La valeur ajoutée dégagée par la filière se monte à 8 milliards de DH. Quant aux investissements, ils atteignent le chiffre de 1,9 milliard de DH, enregistrant ainsi une progression de 12%.
Ces industries, très dynamiques à l'export, réalisent un chiffre d'affaires à l'international de près de 14 milliards de DH, soit une part de 42% dans les exportations industrielles et une évolution de 5% par rapport à 1995.
La filière se caractérise notamment par la prédominance des unités de petite taille, l'existence de grandes unités qui réalisent la plus importante partie de la production, ainsi que par le grand pourcentage des entreprises exportatrices qui représentent 62% des entreprises du secteur et 64% du total des entreprises industrielles exportatrices.

·Industries chimiques et parachimiques:
Cette filière regroupe la production de bois, de papier et carton, de matériaux de construction, de produits chimiques et d'articles en caoutchouc et en plastique.
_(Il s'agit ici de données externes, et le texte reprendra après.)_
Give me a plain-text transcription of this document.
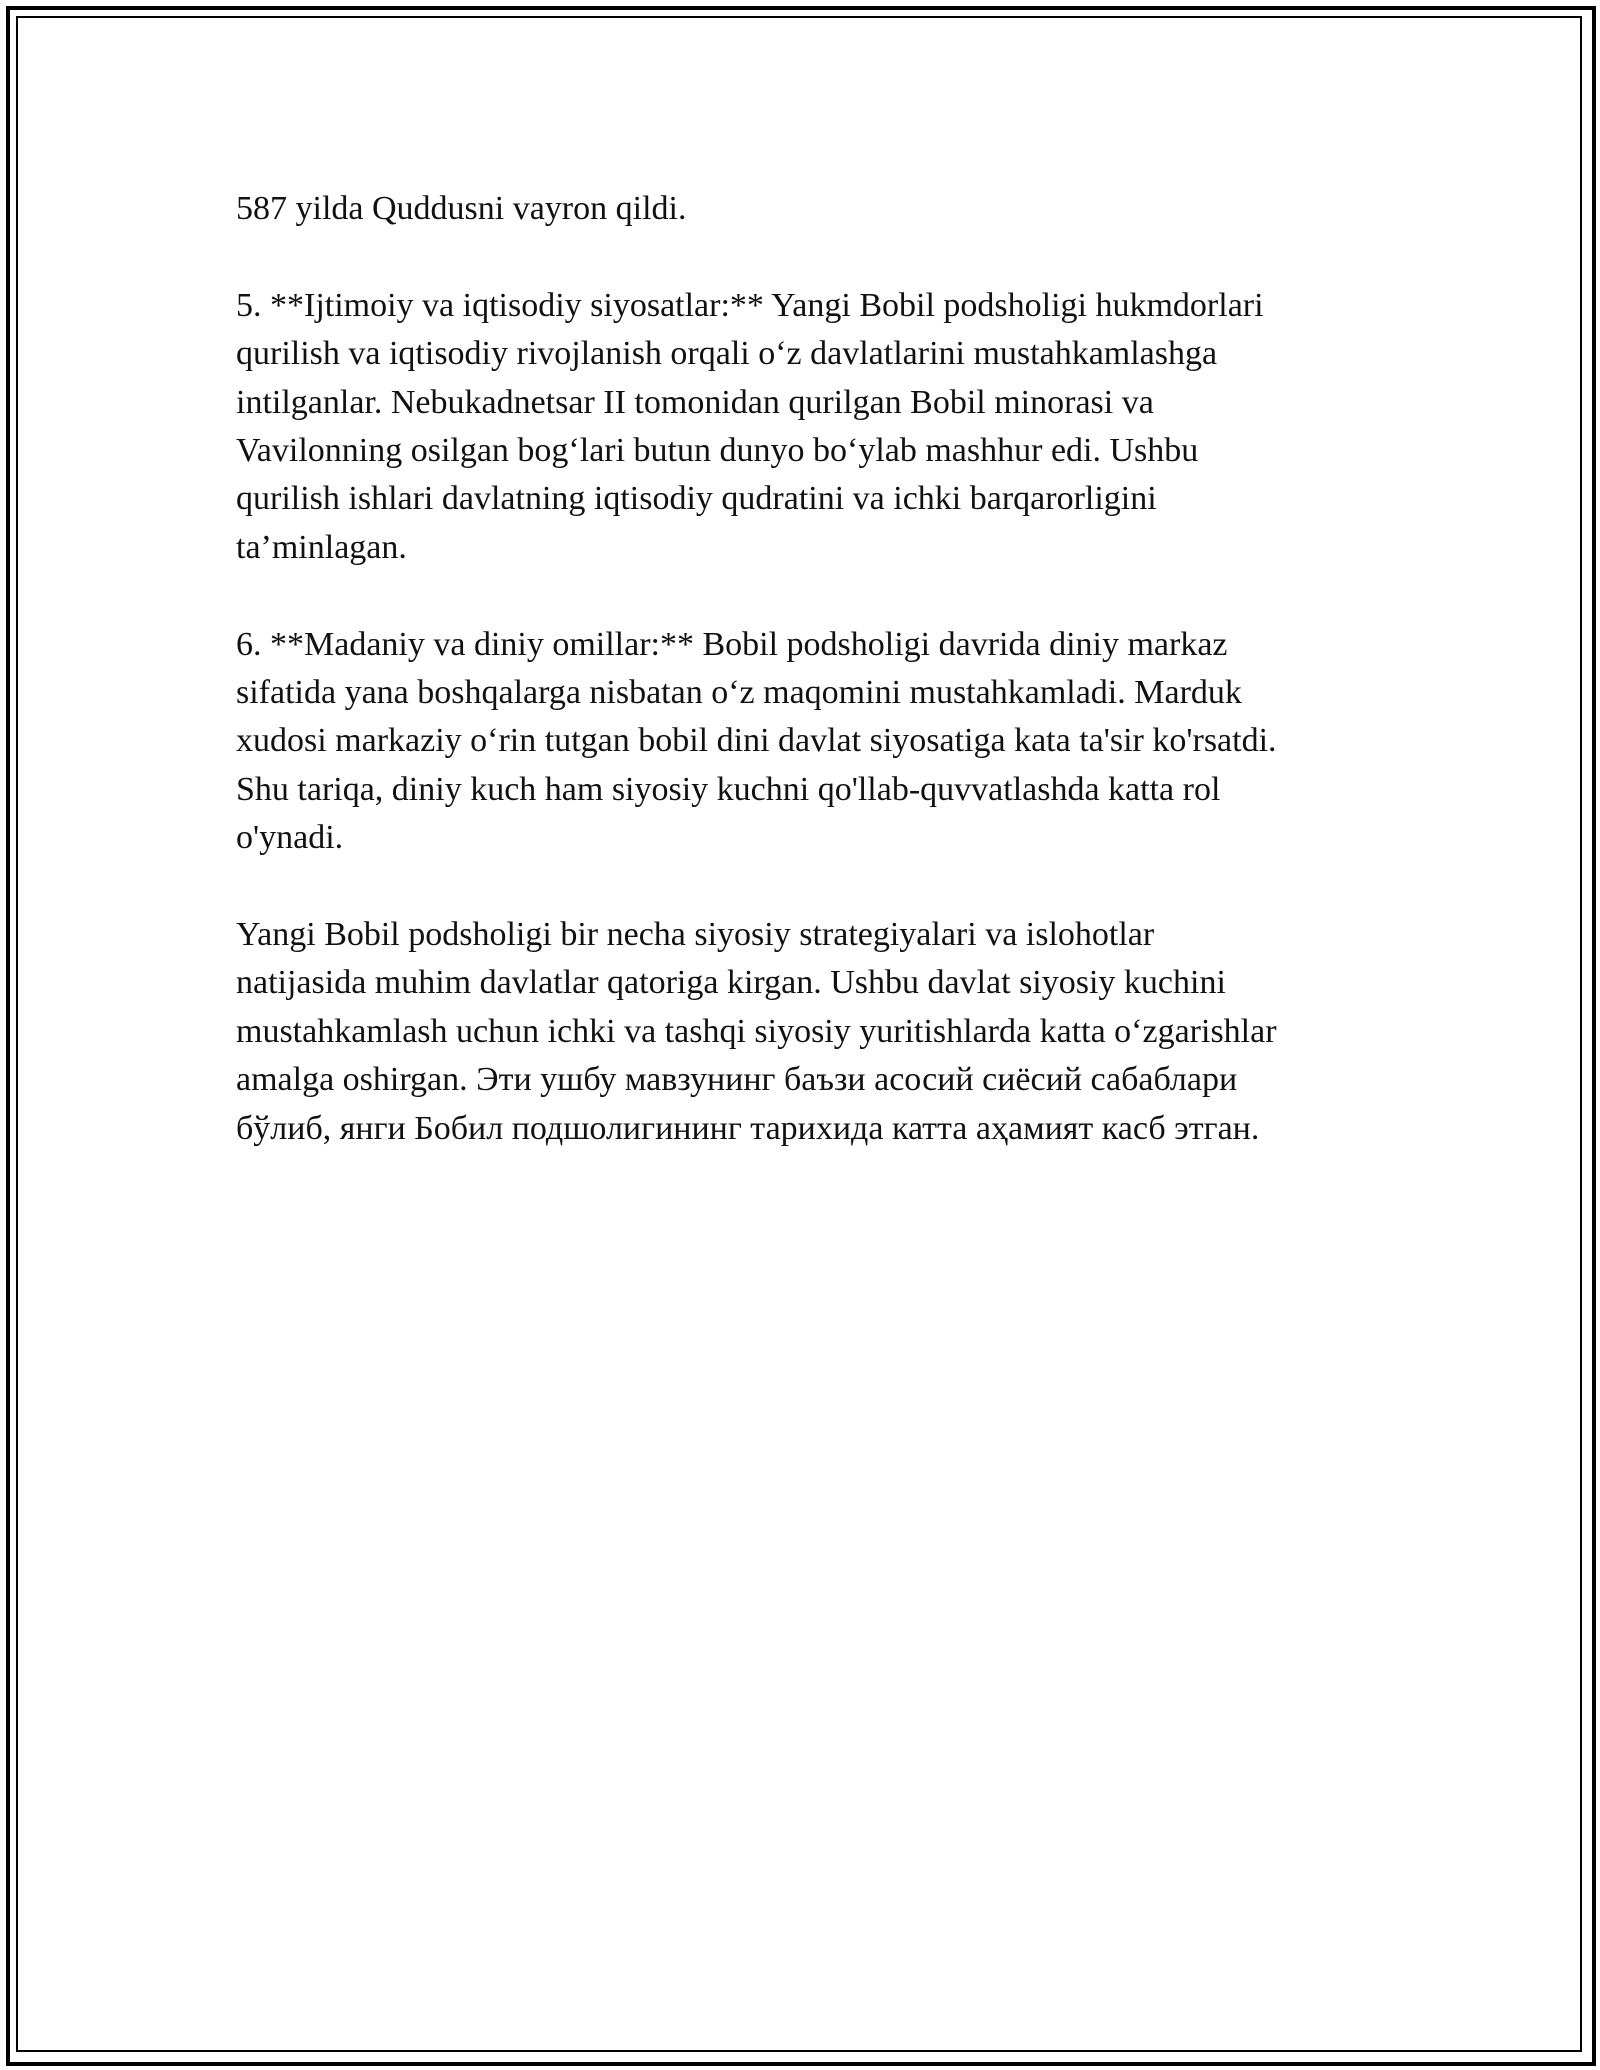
587 yilda Quddusni vayron qildi.

5. **Ijtimoiy va iqtisodiy siyosatlar:** Yangi Bobil podsholigi hukmdorlari
qurilish va iqtisodiy rivojlanish orqali oʻz davlatlarini mustahkamlashga
intilganlar. Nebukadnetsar II tomonidan qurilgan Bobil minorasi va
Vavilonning osilgan bogʻlari butun dunyo boʻylab mashhur edi. Ushbu
qurilish ishlari davlatning iqtisodiy qudratini va ichki barqarorligini
ta’minlagan.

6. **Madaniy va diniy omillar:** Bobil podsholigi davrida diniy markaz
sifatida yana boshqalarga nisbatan oʻz maqomini mustahkamladi. Marduk
xudosi markaziy oʻrin tutgan bobil dini davlat siyosatiga kata ta'sir ko'rsatdi.
Shu tariqa, diniy kuch ham siyosiy kuchni qo'llab-quvvatlashda katta rol
o'ynadi.

Yangi Bobil podsholigi bir necha siyosiy strategiyalari va islohotlar
natijasida muhim davlatlar qatoriga kirgan. Ushbu davlat siyosiy kuchini
mustahkamlash uchun ichki va tashqi siyosiy yuritishlarda katta oʻzgarishlar
amalga oshirgan. Эти ушбу мавзунинг баъзи асосий сиёсий сабаблари
бўлиб, янги Бобил подшолигининг тарихида катта аҳамият касб этган.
Les principales grandeurs ont enregistré des variations plus ou moins importantes par rapport à 1995.
Ainsi, la production, les exportations, la valeur ajoutée et l'emploi ont crû respectivement de 3, 1, 10, et 6%, tandis que les investissements ont chuté de 3%.
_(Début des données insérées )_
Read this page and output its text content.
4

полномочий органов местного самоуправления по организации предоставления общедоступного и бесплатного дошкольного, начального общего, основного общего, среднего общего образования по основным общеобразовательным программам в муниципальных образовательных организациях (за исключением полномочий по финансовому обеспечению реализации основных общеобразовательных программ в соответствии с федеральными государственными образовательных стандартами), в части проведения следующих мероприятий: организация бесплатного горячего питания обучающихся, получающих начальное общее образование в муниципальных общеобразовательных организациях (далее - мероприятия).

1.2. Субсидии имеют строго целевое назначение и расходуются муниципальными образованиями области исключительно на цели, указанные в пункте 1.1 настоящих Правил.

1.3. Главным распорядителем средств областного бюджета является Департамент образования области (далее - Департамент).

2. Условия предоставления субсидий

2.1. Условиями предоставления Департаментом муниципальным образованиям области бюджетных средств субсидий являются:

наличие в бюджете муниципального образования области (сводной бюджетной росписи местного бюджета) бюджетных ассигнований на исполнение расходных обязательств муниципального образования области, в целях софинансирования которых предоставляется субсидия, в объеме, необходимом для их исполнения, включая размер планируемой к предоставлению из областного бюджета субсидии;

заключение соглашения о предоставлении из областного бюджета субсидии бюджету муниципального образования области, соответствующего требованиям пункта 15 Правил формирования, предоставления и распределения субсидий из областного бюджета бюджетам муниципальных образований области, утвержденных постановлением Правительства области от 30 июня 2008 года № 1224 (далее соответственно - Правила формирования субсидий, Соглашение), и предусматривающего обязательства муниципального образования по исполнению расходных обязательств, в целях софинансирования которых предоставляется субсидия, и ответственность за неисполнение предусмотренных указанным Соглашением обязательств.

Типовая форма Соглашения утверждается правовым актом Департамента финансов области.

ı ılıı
Les industries chimiques et parachimiques génèrent près de 16 milliards de DH de valeur ajoutée, avec un investissement de 3 milliards de DH, soit respectivement 34 et 36% du total réalisé par l'ensemble de l'industrie.
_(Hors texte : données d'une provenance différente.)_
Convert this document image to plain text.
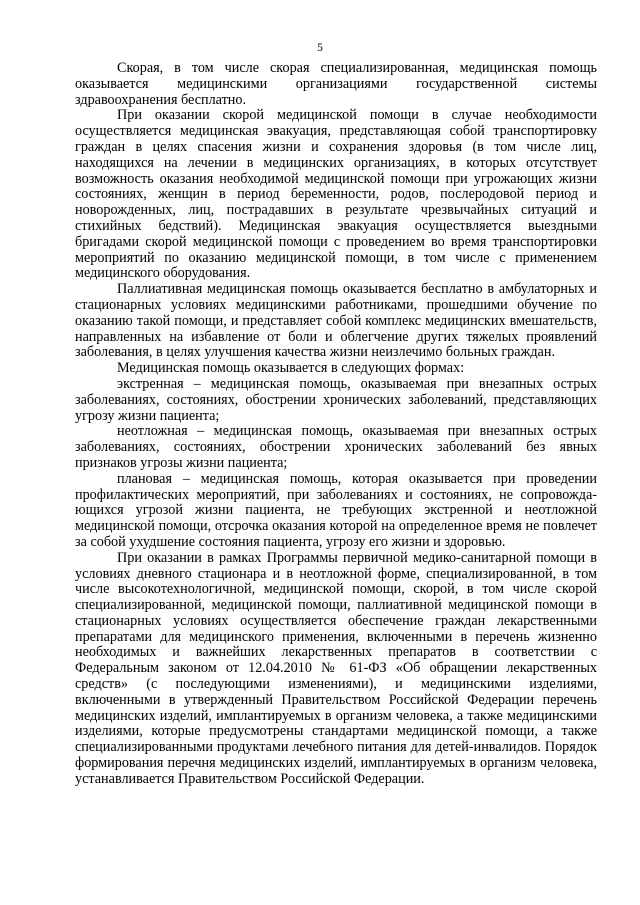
5

Скорая, в том числе скорая специализированная, медицинская помощь оказывается медицинскими организациями государственной системы здравоохранения бесплатно.

При оказании скорой медицинской помощи в случае необходимости осуществляется медицинская эвакуация, представляющая собой транспортировку граждан в целях спасения жизни и сохранения здоровья (в том числе лиц, находящихся на лечении в медицинских организациях, в которых отсутствует возможность оказания необходимой медицинской помощи при угрожающих жизни состояниях, женщин в период беременности, родов, послеродовой период и новорожденных, лиц, пострадавших в результате чрезвычайных ситуаций и стихийных бедствий). Медицинская эвакуация осуществляется выездными бригадами скорой медицинской помощи с проведением во время транспортировки мероприятий по оказанию медицинской помощи, в том числе с применением медицинского оборудования.

Паллиативная медицинская помощь оказывается бесплатно в амбулаторных и стационарных условиях медицинскими работниками, прошедшими обучение по оказанию такой помощи, и представляет собой комплекс медицинских вмешательств, направленных на избавление от боли и облегчение других тяжелых проявлений заболевания, в целях улучшения качества жизни неизлечимо больных граждан.

Медицинская помощь оказывается в следующих формах:

экстренная – медицинская помощь, оказываемая при внезапных острых заболеваниях, состояниях, обострении хронических заболеваний, представляющих угрозу жизни пациента;

неотложная – медицинская помощь, оказываемая при внезапных острых заболеваниях, состояниях, обострении хронических заболеваний без явных признаков угрозы жизни пациента;

плановая – медицинская помощь, которая оказывается при проведении профилактических мероприятий, при заболеваниях и состояниях, не сопровождающихся угрозой жизни пациента, не требующих экстренной и неотложной медицинской помощи, отсрочка оказания которой на определенное время не повлечет за собой ухудшение состояния пациента, угрозу его жизни и здоровью.

При оказании в рамках Программы первичной медико-санитарной помощи в условиях дневного стационара и в неотложной форме, специализированной, в том числе высокотехнологичной, медицинской помощи, скорой, в том числе скорой специализированной, медицинской помощи, паллиативной медицинской помощи в стационарных условиях осуществляется обеспечение граждан лекарственными препаратами для медицинского применения, включенными в перечень жизненно необходимых и важнейших лекарственных препаратов в соответствии с Федеральным законом от 12.04.2010 № 61-ФЗ «Об обращении лекарственных средств» (с последующими изменениями), и медицинскими изделиями, включенными в утвержденный Правительством Российской Федерации перечень медицинских изделий, имплантируемых в организм человека, а также медицинскими изделиями, которые предусмотрены стандартами медицинской помощи, а также специализированными продуктами лечебного питания для детей-инвалидов. Порядок формирования перечня медицинских изделий, имплантируемых в организм человека, устанавливается Правительством Российской Федерации.
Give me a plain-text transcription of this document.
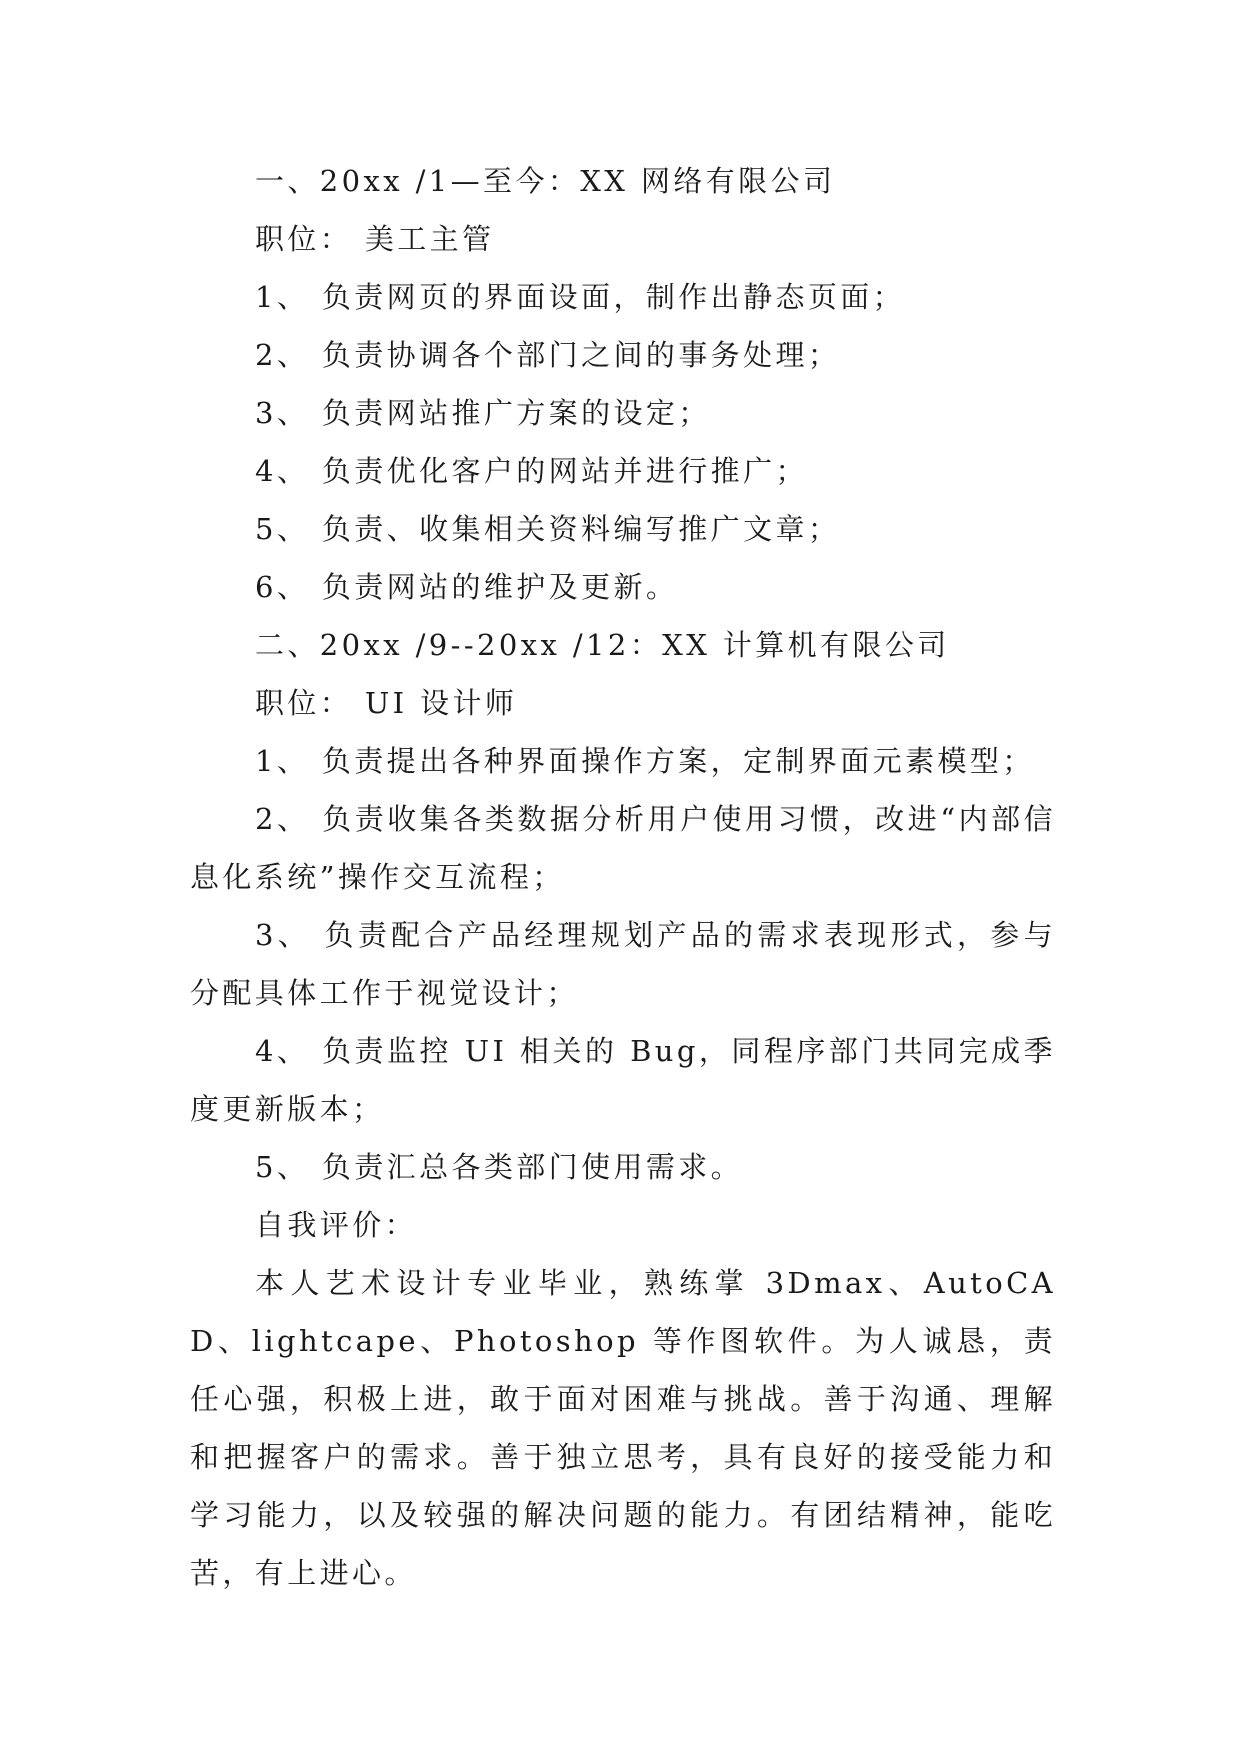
一、20xx /1—至今：XX 网络有限公司
职位： 美工主管
1、 负责网页的界面设面，制作出静态页面；
2、 负责协调各个部门之间的事务处理；
3、 负责网站推广方案的设定；
4、 负责优化客户的网站并进行推广；
5、 负责、收集相关资料编写推广文章；
6、 负责网站的维护及更新。
二、20xx /9--20xx /12：XX 计算机有限公司
职位： UI 设计师
1、 负责提出各种界面操作方案，定制界面元素模型；

2、 负责收集各类数据分析用户使用习惯，改进“内部信息化系统”操作交互流程；

3、 负责配合产品经理规划产品的需求表现形式，参与分配具体工作于视觉设计；

4、 负责监控 UI 相关的 Bug，同程序部门共同完成季度更新版本；

5、 负责汇总各类部门使用需求。
自我评价：

本人艺术设计专业毕业，熟练掌 3Dmax、AutoCAD、lightcape、Photoshop 等作图软件。为人诚恳，责任心强，积极上进，敢于面对困难与挑战。善于沟通、理解和把握客户的需求。善于独立思考，具有良好的接受能力和学习能力，以及较强的解决问题的能力。有团结精神，能吃苦，有上进心。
Dopée par les bons résultats du groupe OCP, la branche de la chimie contribue à elle seule pour près de 81% des exportations de la chimie-parachimie et représente le quart des exportations industrielles au niveau national.
Le secteur comprend 301 unités de très grande taille qui réalisent la quasi-totalité de la production. En effet, moins de 15% des établissements du secteur produisent plus de 86% du total enregistré par le secteur.

·Les industries mécaniques, métallurgiques, électriques et électroniques(IMME):
Talon d'Achille des industries de transformation, les IMME restent relativement les moins développées, bien qu'elles recèlent les meilleures potentialités de développement. Potentialités mises d'ailleurs en relief à plusieurs reprises lors de séminaires et de réunions sur la compétitivité du commerce extérieur. Selon l'enquête annuelle du MFCIA, ces industries produisent près de 20 milliards de DHS (16% de la production), exportent 2,8 milliards de DH (8% des exportations industrielles), dégagent une valeur ajoutée d'environ 6 milliards et emploient plus de 57.000 personnes (l'équivalent de 13% de la main-d'oeuvre).
A l'exception des exportations et de la valeur ajoutée qui enregistrent des augmentations respectives de 9 et 4%, toutes les autres grandeurs dégringolent: la production chute de 18%, l'investissement régresse de 1%, de même pour l'emploi.